Governments are expected to implement a new list of biodiversity targets, replacing the previous goals set back in 2010 in Aichi, Japan, of which most have reportedly not been achieved. Within the original goals set in Aichi, governments planned to prevent the extinction of existing threatened species by 2020 and to support conservation plans. A recent report by the Intergovernmental Science-Policy Platform on Biodiversity and Ecosystem Services (Ipbes) warned that species extinction was, in fact, accelerating with global ecosystems reducing quicker than ever witnessed. The report suggested that approximately one million animal and plant species are threatened with extinction, with climate change being identified as one of the main drivers.

The upcoming meeting in China will be a defining moment to implement a global plan to protect biodiversity.
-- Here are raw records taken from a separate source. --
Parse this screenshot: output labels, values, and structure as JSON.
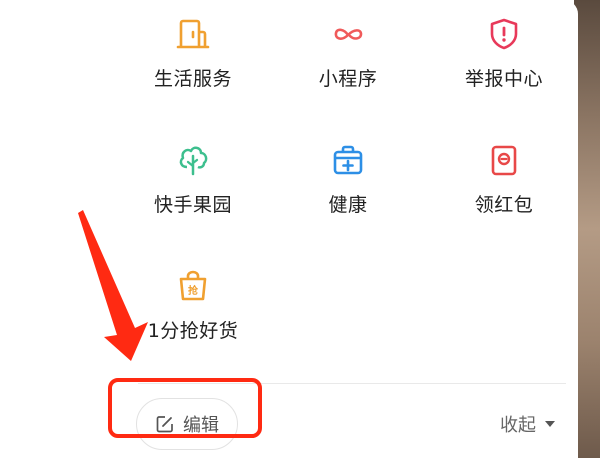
{
  "grid": [
    {
      "label": "生活服务",
      "icon": "life-service-icon"
    },
    {
      "label": "小程序",
      "icon": "mini-program-icon"
    },
    {
      "label": "举报中心",
      "icon": "report-center-icon"
    },
    {
      "label": "快手果园",
      "icon": "orchard-tree-icon"
    },
    {
      "label": "健康",
      "icon": "health-kit-icon"
    },
    {
      "label": "领红包",
      "icon": "red-packet-icon"
    },
    {
      "label": "1分抢好货",
      "icon": "grab-goods-bag-icon"
    }
  ],
  "footer": {
    "edit_label": "编辑",
    "collapse_label": "收起"
  },
  "annotation_color": "#ff2a12"
}
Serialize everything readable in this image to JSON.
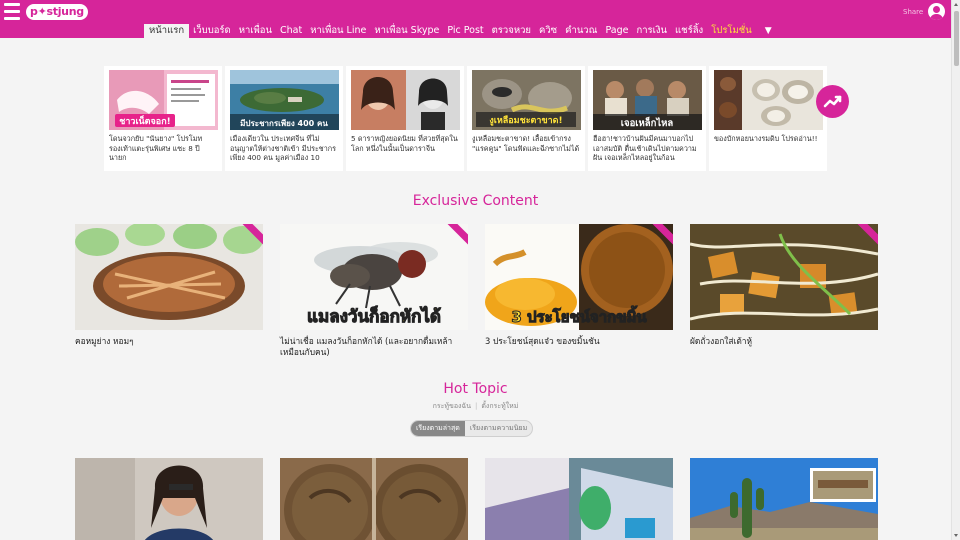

Governments are under pressure to ensure the summit transpires into action experienced after the 2015 climate talks in Paris. One proposed goal within the plan is to ensure protected and conservation measures cover at least 30% of land and sea areas, with more than 10% designated as strictly protected by 2030. This proposition has received some criticism from conservation and ecological experts believing that these figures simply aren’t enough. Alex Rogers, conservation and biological professor at Oxford University believes the strategy needs to focus on two major elements – the climate change challenges and the species crisis.

The draft plan includes a number of proposed goals but it is still quite unclear how these targets are to be implemented, nor does it include financial targets to meet these goals. The strategy highlights that governments and societies need to define their priorities and provide financial and other resources to support our ecosystems.

Some industry critics have highlighted that the mechanisms required to ensure we meet these targets are not present as of yet. Some proposed mechanisms include removing subsidies that have a high impact on biodiversity, incorporating biodiversity values into national planning and supporting innovation and indigenous studies.

Without sufficient mechanisms to reach the targets, the next biodiversity framework could experience a repeat of the Aichi plan, resulting in low levels of commitment on the steps to meet these targets.